Lockport Field School

Lockport site (EaLf-1) Field School 2016 Summary
Sara Halwas, E. Leigh Syms
October 3, 2019

The Department of Anthropology, University of Manitoba offered an archaeological field school at the Lockport site (EaLf-1), north of Winnipeg, MB from May 24 – June 30, 2016. The field school was part of the Lockport Research and TV Documentary Project created by Dr. E. Leigh Syms (curator Emeritus, Manitoba Museum) and Coleen Rajotte, a Cree and Metis filmmaker.


Lockport site (EaLf-1) looking south. Image by Beardsell 2016.

The purpose of the field school was to determine the extent and current status of the maize agricultural deposits originally discovered during the 1980s excavations by the Historic Resources Branch. During the four-week excavation, nine students and six volunteer archaeologists excavated 20 square meters of the site spread along the eastern bank of the Red River. Archaeological deposits associated with the Middle Woodland period (ca. AD200 – 800) through to the historic period (ca. 1800s) produced over 7000 artifacts.


Student excavating in Block 4. Image by Beardsell 2016.
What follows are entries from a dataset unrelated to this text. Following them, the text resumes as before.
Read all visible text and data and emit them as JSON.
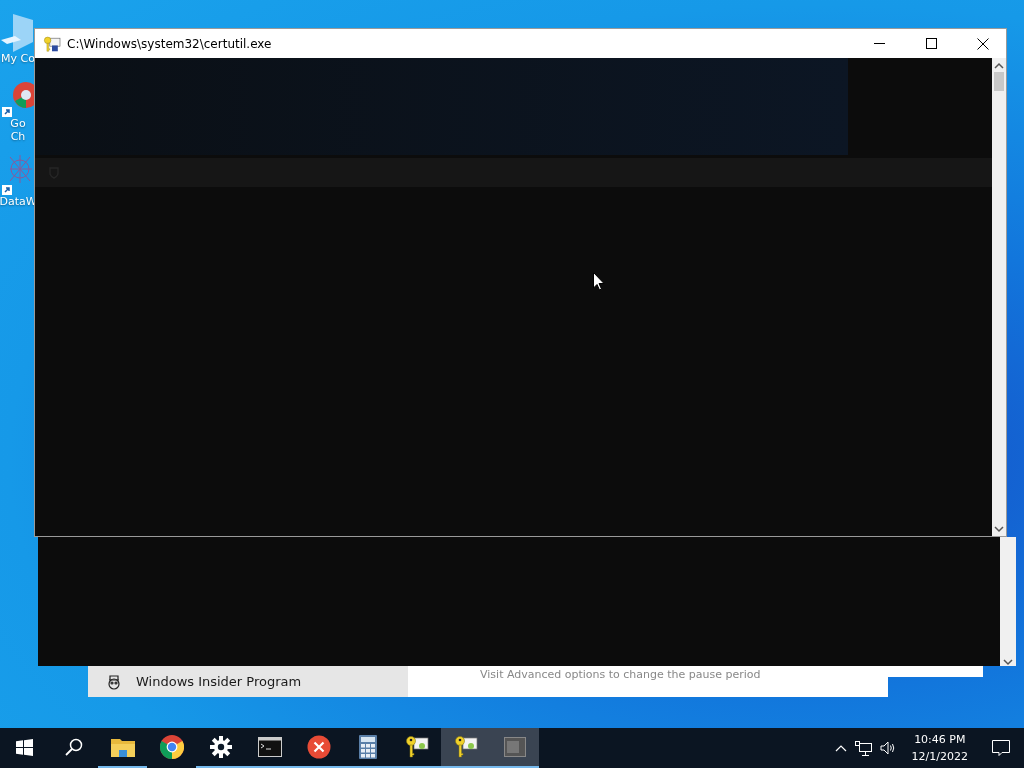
{
  "desktop_icons": [
    {
      "kind": "computer",
      "lines": [
        "My Co"
      ]
    },
    {
      "kind": "chrome",
      "lines": [
        "Go",
        "Ch"
      ]
    },
    {
      "kind": "datawindow",
      "lines": [
        "DataW"
      ]
    }
  ],
  "settings_window": {
    "nav_item": "Windows Insider Program",
    "hint": "Visit Advanced options to change the pause period"
  },
  "console_window": {
    "title": "C:\\Windows\\system32\\certutil.exe"
  },
  "taskbar": {
    "items": [
      {
        "kind": "start",
        "running": false,
        "highlighted": false
      },
      {
        "kind": "search",
        "running": false,
        "highlighted": false
      },
      {
        "kind": "folder",
        "running": true,
        "highlighted": false
      },
      {
        "kind": "chrome",
        "running": false,
        "highlighted": false
      },
      {
        "kind": "gear",
        "running": true,
        "highlighted": false
      },
      {
        "kind": "terminal",
        "running": true,
        "highlighted": false
      },
      {
        "kind": "error",
        "running": true,
        "highlighted": false
      },
      {
        "kind": "calculator",
        "running": true,
        "highlighted": false
      },
      {
        "kind": "keycert",
        "running": true,
        "highlighted": false
      },
      {
        "kind": "keycert",
        "running": true,
        "highlighted": true
      },
      {
        "kind": "window",
        "running": true,
        "highlighted": true
      }
    ],
    "time": "10:46 PM",
    "date": "12/1/2022"
  }
}
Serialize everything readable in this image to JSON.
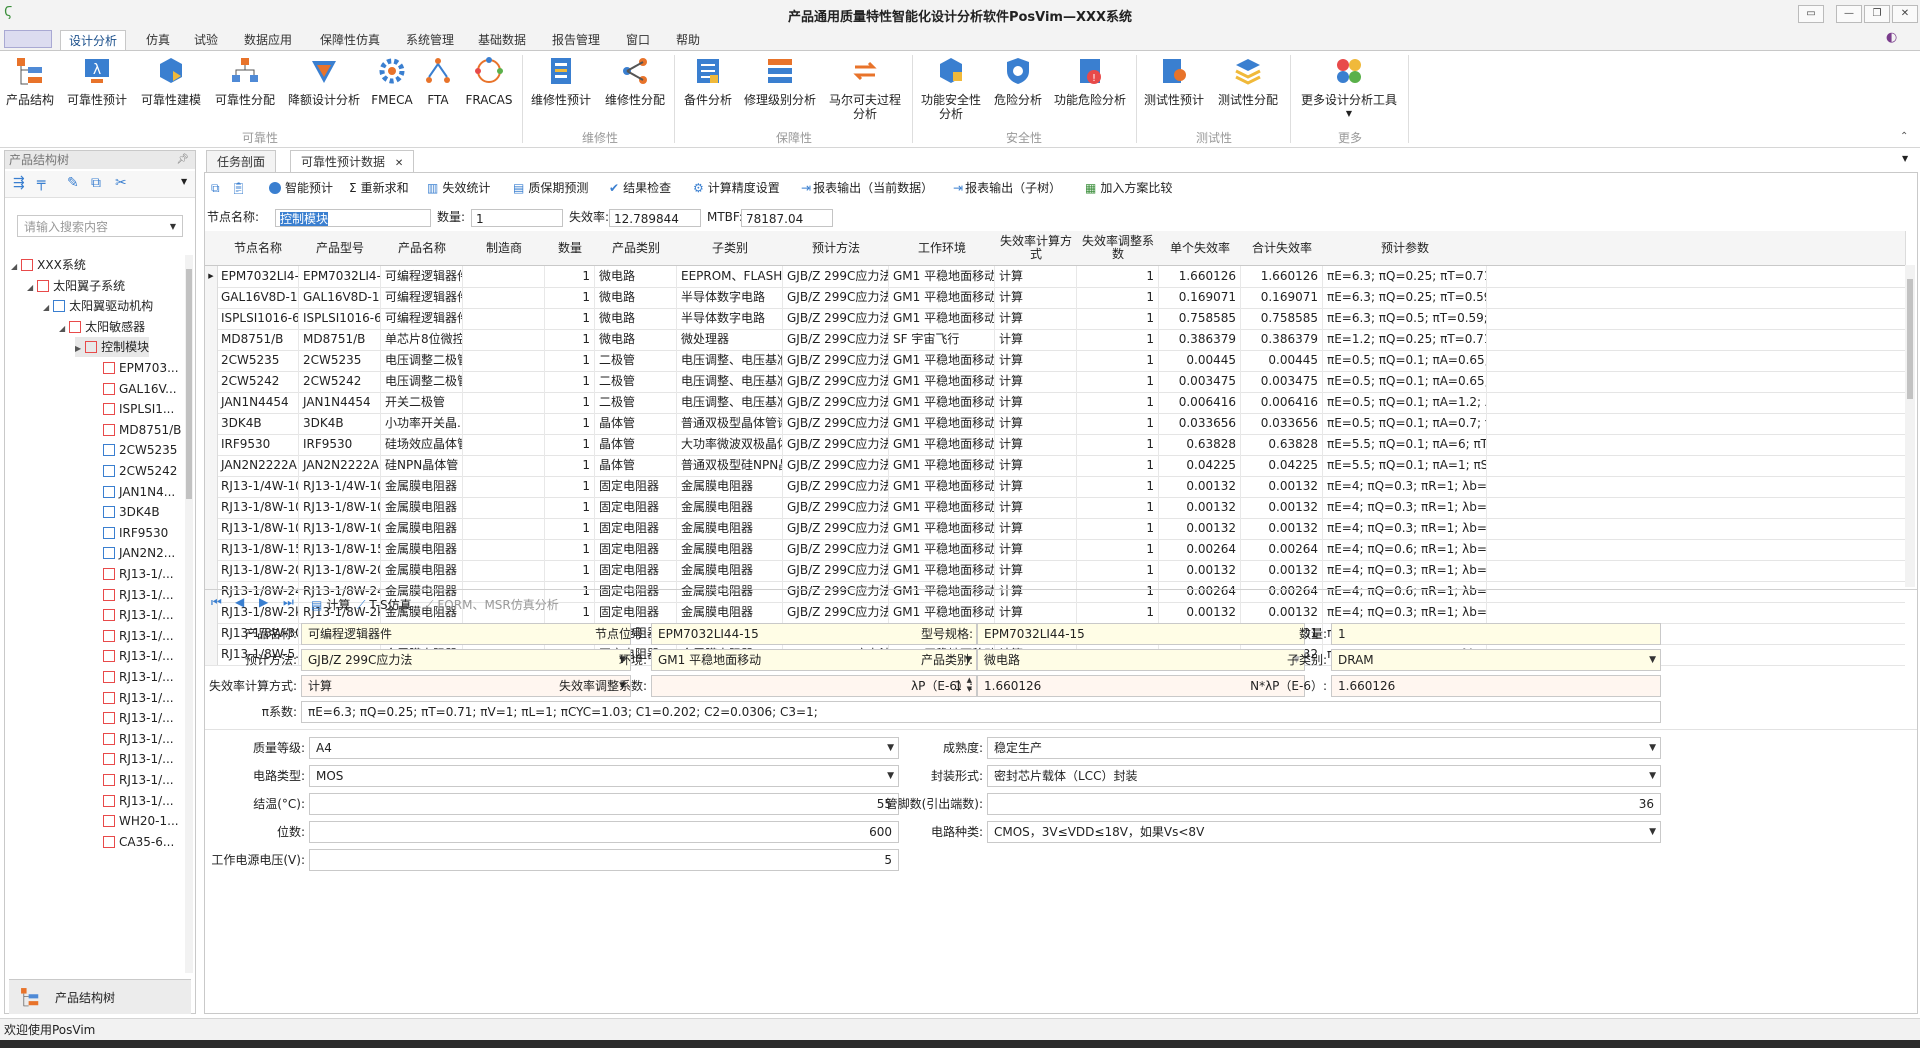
{
  "window": {
    "title": "产品通用质量特性智能化设计分析软件PosVim—XXX系统"
  },
  "menu": {
    "tabs": [
      "设计分析",
      "仿真",
      "试验",
      "数据应用",
      "保障性仿真",
      "系统管理",
      "基础数据",
      "报告管理",
      "窗口",
      "帮助"
    ],
    "active": "设计分析"
  },
  "ribbon": {
    "buttons": [
      "产品结构",
      "可靠性预计",
      "可靠性建模",
      "可靠性分配",
      "降额设计分析",
      "FMECA",
      "FTA",
      "FRACAS",
      "维修性预计",
      "维修性分配",
      "备件分析",
      "修理级别分析",
      "马尔可夫过程分析",
      "功能安全性分析",
      "危险分析",
      "功能危险分析",
      "测试性预计",
      "测试性分配",
      "更多设计分析工具"
    ],
    "groups": [
      "可靠性",
      "维修性",
      "保障性",
      "安全性",
      "测试性",
      "更多"
    ]
  },
  "left_panel": {
    "title": "产品结构树",
    "search_placeholder": "请输入搜索内容",
    "tree": [
      "XXX系统",
      "太阳翼子系统",
      "太阳翼驱动机构",
      "太阳敏感器",
      "控制模块",
      "EPM703...",
      "GAL16V...",
      "ISPLSI1...",
      "MD8751/B",
      "2CW5235",
      "2CW5242",
      "JAN1N4...",
      "3DK4B",
      "IRF9530",
      "JAN2N2...",
      "RJ13-1/...",
      "RJ13-1/...",
      "RJ13-1/...",
      "RJ13-1/...",
      "RJ13-1/...",
      "RJ13-1/...",
      "RJ13-1/...",
      "RJ13-1/...",
      "RJ13-1/...",
      "RJ13-1/...",
      "RJ13-1/...",
      "RJ13-1/...",
      "WH20-1...",
      "CA35-6..."
    ],
    "footer_label": "产品结构树"
  },
  "doc_tabs": [
    "任务剖面",
    "可靠性预计数据"
  ],
  "toolbar": {
    "buttons": [
      "智能预计",
      "重新求和",
      "失效统计",
      "质保期预测",
      "结果检查",
      "计算精度设置",
      "报表输出（当前数据）",
      "报表输出（子树）",
      "加入方案比较"
    ]
  },
  "summary": {
    "node_name_label": "节点名称:",
    "node_name": "控制模块",
    "qty_label": "数量:",
    "qty": "1",
    "failrate_label": "失效率:",
    "failrate": "12.789844",
    "mtbf_label": "MTBF:",
    "mtbf": "78187.04"
  },
  "grid": {
    "headers": [
      "节点名称",
      "产品型号",
      "产品名称",
      "制造商",
      "数量",
      "产品类别",
      "子类别",
      "预计方法",
      "工作环境",
      "失效率计算方式",
      "失效率调整系数",
      "单个失效率",
      "合计失效率",
      "预计参数"
    ],
    "rows": [
      [
        "EPM7032LI4-...",
        "EPM7032LI4-...",
        "可编程逻辑器件",
        "",
        "1",
        "微电路",
        "EEPROM、FLASH",
        "GJB/Z 299C应力法",
        "GM1 平稳地面移动",
        "计算",
        "1",
        "1.660126",
        "1.660126",
        "πE=6.3; πQ=0.25; πT=0.71; ..."
      ],
      [
        "GAL16V8D-15...",
        "GAL16V8D-15...",
        "可编程逻辑器件",
        "",
        "1",
        "微电路",
        "半导体数字电路",
        "GJB/Z 299C应力法",
        "GM1 平稳地面移动",
        "计算",
        "1",
        "0.169071",
        "0.169071",
        "πE=6.3; πQ=0.25; πT=0.59; ..."
      ],
      [
        "ISPLSI1016-6...",
        "ISPLSI1016-6...",
        "可编程逻辑器件",
        "",
        "1",
        "微电路",
        "半导体数字电路",
        "GJB/Z 299C应力法",
        "GM1 平稳地面移动",
        "计算",
        "1",
        "0.758585",
        "0.758585",
        "πE=6.3; πQ=0.5; πT=0.59; π..."
      ],
      [
        "MD8751/B",
        "MD8751/B",
        "单芯片8位微控...",
        "",
        "1",
        "微电路",
        "微处理器",
        "GJB/Z 299C应力法",
        "SF 宇宙飞行",
        "计算",
        "1",
        "0.386379",
        "0.386379",
        "πE=1.2; πQ=0.25; πT=0.71; ..."
      ],
      [
        "2CW5235",
        "2CW5235",
        "电压调整二极管",
        "",
        "1",
        "二极管",
        "电压调整、电压基准...",
        "GJB/Z 299C应力法",
        "GM1 平稳地面移动",
        "计算",
        "1",
        "0.00445",
        "0.00445",
        "πE=0.5; πQ=0.1; πA=0.65; λ..."
      ],
      [
        "2CW5242",
        "2CW5242",
        "电压调整二极管",
        "",
        "1",
        "二极管",
        "电压调整、电压基准...",
        "GJB/Z 299C应力法",
        "GM1 平稳地面移动",
        "计算",
        "1",
        "0.003475",
        "0.003475",
        "πE=0.5; πQ=0.1; πA=0.65; λ..."
      ],
      [
        "JAN1N4454",
        "JAN1N4454",
        "开关二极管",
        "",
        "1",
        "二极管",
        "电压调整、电压基准...",
        "GJB/Z 299C应力法",
        "GM1 平稳地面移动",
        "计算",
        "1",
        "0.006416",
        "0.006416",
        "πE=0.5; πQ=0.1; πA=1.2; λb..."
      ],
      [
        "3DK4B",
        "3DK4B",
        "小功率开关晶...",
        "",
        "1",
        "晶体管",
        "普通双极型晶体管诸...",
        "GJB/Z 299C应力法",
        "GM1 平稳地面移动",
        "计算",
        "1",
        "0.033656",
        "0.033656",
        "πE=0.5; πQ=0.1; πA=0.7; πS..."
      ],
      [
        "IRF9530",
        "IRF9530",
        "硅场效应晶体管",
        "",
        "1",
        "晶体管",
        "大功率微波双极晶体管",
        "GJB/Z 299C应力法",
        "GM1 平稳地面移动",
        "计算",
        "1",
        "0.63828",
        "0.63828",
        "πE=5.5; πQ=0.1; πA=6; πT=..."
      ],
      [
        "JAN2N2222A",
        "JAN2N2222A",
        "硅NPN晶体管 ...",
        "",
        "1",
        "晶体管",
        "普通双极型硅NPN晶...",
        "GJB/Z 299C应力法",
        "GM1 平稳地面移动",
        "计算",
        "1",
        "0.04225",
        "0.04225",
        "πE=5.5; πQ=0.1; πA=1; πS2=..."
      ],
      [
        "RJ13-1/4W-10...",
        "RJ13-1/4W-10...",
        "金属膜电阻器",
        "",
        "1",
        "固定电阻器",
        "金属膜电阻器",
        "GJB/Z 299C应力法",
        "GM1 平稳地面移动",
        "计算",
        "1",
        "0.00132",
        "0.00132",
        "πE=4; πQ=0.3; πR=1; λb=0.0..."
      ],
      [
        "RJ13-1/8W-10...",
        "RJ13-1/8W-10...",
        "金属膜电阻器",
        "",
        "1",
        "固定电阻器",
        "金属膜电阻器",
        "GJB/Z 299C应力法",
        "GM1 平稳地面移动",
        "计算",
        "1",
        "0.00132",
        "0.00132",
        "πE=4; πQ=0.3; πR=1; λb=0.0..."
      ],
      [
        "RJ13-1/8W-10...",
        "RJ13-1/8W-10...",
        "金属膜电阻器",
        "",
        "1",
        "固定电阻器",
        "金属膜电阻器",
        "GJB/Z 299C应力法",
        "GM1 平稳地面移动",
        "计算",
        "1",
        "0.00132",
        "0.00132",
        "πE=4; πQ=0.3; πR=1; λb=0.0..."
      ],
      [
        "RJ13-1/8W-15...",
        "RJ13-1/8W-15...",
        "金属膜电阻器",
        "",
        "1",
        "固定电阻器",
        "金属膜电阻器",
        "GJB/Z 299C应力法",
        "GM1 平稳地面移动",
        "计算",
        "1",
        "0.00264",
        "0.00264",
        "πE=4; πQ=0.6; πR=1; λb=0.0..."
      ],
      [
        "RJ13-1/8W-20...",
        "RJ13-1/8W-20...",
        "金属膜电阻器",
        "",
        "1",
        "固定电阻器",
        "金属膜电阻器",
        "GJB/Z 299C应力法",
        "GM1 平稳地面移动",
        "计算",
        "1",
        "0.00132",
        "0.00132",
        "πE=4; πQ=0.3; πR=1; λb=0.0..."
      ],
      [
        "RJ13-1/8W-24...",
        "RJ13-1/8W-24...",
        "金属膜电阻器",
        "",
        "1",
        "固定电阻器",
        "金属膜电阻器",
        "GJB/Z 299C应力法",
        "GM1 平稳地面移动",
        "计算",
        "1",
        "0.00264",
        "0.00264",
        "πE=4; πQ=0.6; πR=1; λb=0.0..."
      ],
      [
        "RJ13-1/8W-2kΩ",
        "RJ13-1/8W-2kΩ",
        "金属膜电阻器",
        "",
        "1",
        "固定电阻器",
        "金属膜电阻器",
        "GJB/Z 299C应力法",
        "GM1 平稳地面移动",
        "计算",
        "1",
        "0.00132",
        "0.00132",
        "πE=4; πQ=0.3; πR=1; λb=0.0..."
      ],
      [
        "RJ13-1/8W-30...",
        "RJ13-1/8W-30...",
        "金属膜电阻器",
        "",
        "1",
        "固定电阻器",
        "金属膜电阻器",
        "GJB/Z 299C应力法",
        "GM1 平稳地面移动",
        "计算",
        "1",
        "0.004401",
        "0.004401",
        "πE=4; πQ=1; πR=1; λb=0.0011"
      ],
      [
        "RJ13-1/8W-5....",
        "RJ13-1/8W-5....",
        "金属膜电阻器",
        "",
        "1",
        "固定电阻器",
        "金属膜电阻器",
        "GJB/Z 299C应力法",
        "GM1 平稳地面移动",
        "计算",
        "1",
        "0.00132",
        "0.00132",
        "πE=4; πQ=0.3; πR=1; λb=0.0..."
      ]
    ]
  },
  "nav": {
    "calc": "计算",
    "ts": "T-S仿真",
    "form": "FORM、MSR仿真分析"
  },
  "detail": {
    "product_name_label": "产品名称:",
    "product_name": "可编程逻辑器件",
    "position_label": "节点位号:",
    "position": "EPM7032LI44-15",
    "model_label": "型号规格:",
    "model": "EPM7032LI44-15",
    "qty_label": "数量:",
    "qty": "1",
    "method_label": "预计方法:",
    "method": "GJB/Z 299C应力法",
    "env_label": "环境:",
    "env": "GM1 平稳地面移动",
    "category_label": "产品类别:",
    "category": "微电路",
    "subcategory_label": "子类别:",
    "subcategory": "DRAM",
    "calcmode_label": "失效率计算方式:",
    "calcmode": "计算",
    "adjust_label": "失效率调整系数:",
    "adjust": "1",
    "lp_label": "λP（E-6）:",
    "lp": "1.660126",
    "nlp_label": "N*λP（E-6）:",
    "nlp": "1.660126",
    "pi_label": "π系数:",
    "pi": "πE=6.3; πQ=0.25; πT=0.71; πV=1; πL=1; πCYC=1.03; C1=0.202; C2=0.0306; C3=1;",
    "quality_label": "质量等级:",
    "quality": "A4",
    "maturity_label": "成熟度:",
    "maturity": "稳定生产",
    "circuit_label": "电路类型:",
    "circuit": "MOS",
    "package_label": "封装形式:",
    "package": "密封芯片载体（LCC）封装",
    "tj_label": "结温(°C):",
    "tj": "55",
    "pins_label": "管脚数(引出端数):",
    "pins": "36",
    "bits_label": "位数:",
    "bits": "600",
    "kind_label": "电路种类:",
    "kind": "CMOS，3V≤VDD≤18V，如果Vs<8V",
    "voltage_label": "工作电源电压(V):",
    "voltage": "5"
  },
  "status": {
    "text": "欢迎使用PosVim"
  }
}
A series of soil samples were collected from the period associated with maize agriculture at Lockport (AD 1250 – 1450) and processed for floral remains. Analyses of the artifacts, animal remains, and plant remains recovered from soil samples indicate a mixed diet of maize, beans, squash, local native plant species (e.g. raspberry, saskatoon, hazelnut), and various terrestrial animals, birds and fish.

 

 

     
Students processing a soil sample using the Department’s Flot Tech Forced Air Flotation system. Heavy fraction of processed soil sample containing artifacts, faunal remains and carbonized wood. Images courtesy of Beardsell 2016.

   
Carbonized seed and fruit remains recovered from the Lockport site 2016 soil samples. Left to right: wild grass grain (Poacaea), raspberry (Rubus sp.) fruit, and goosefoot (Chenopodium sp.) seeds. Raspberry and goosefoot seeds indicate edible species that were likely eaten by the people living at Lockport.

A Knife River flint projectile point, a Selkirk chert scraper and a number of Late Woodland (AD 1000 – 1500) ceramic sherds were sent to Lakehead University Molecular, Archaeochemistry and Residue Services, (LUMARS, Department of Anthropology) for chemical and microbotanical analyses.

Analysis of the projectile point identified dyed plant fibres embedded into fatty deposits on the surface of the point. Dark blue, light blue, red, black and white coloured fibres were part of the bindings that attached the projectile point to the arrow shaft. Recognizing that dyed materials were just as important in daily life then as it is now opens new dimensions for understanding how past peoples lived.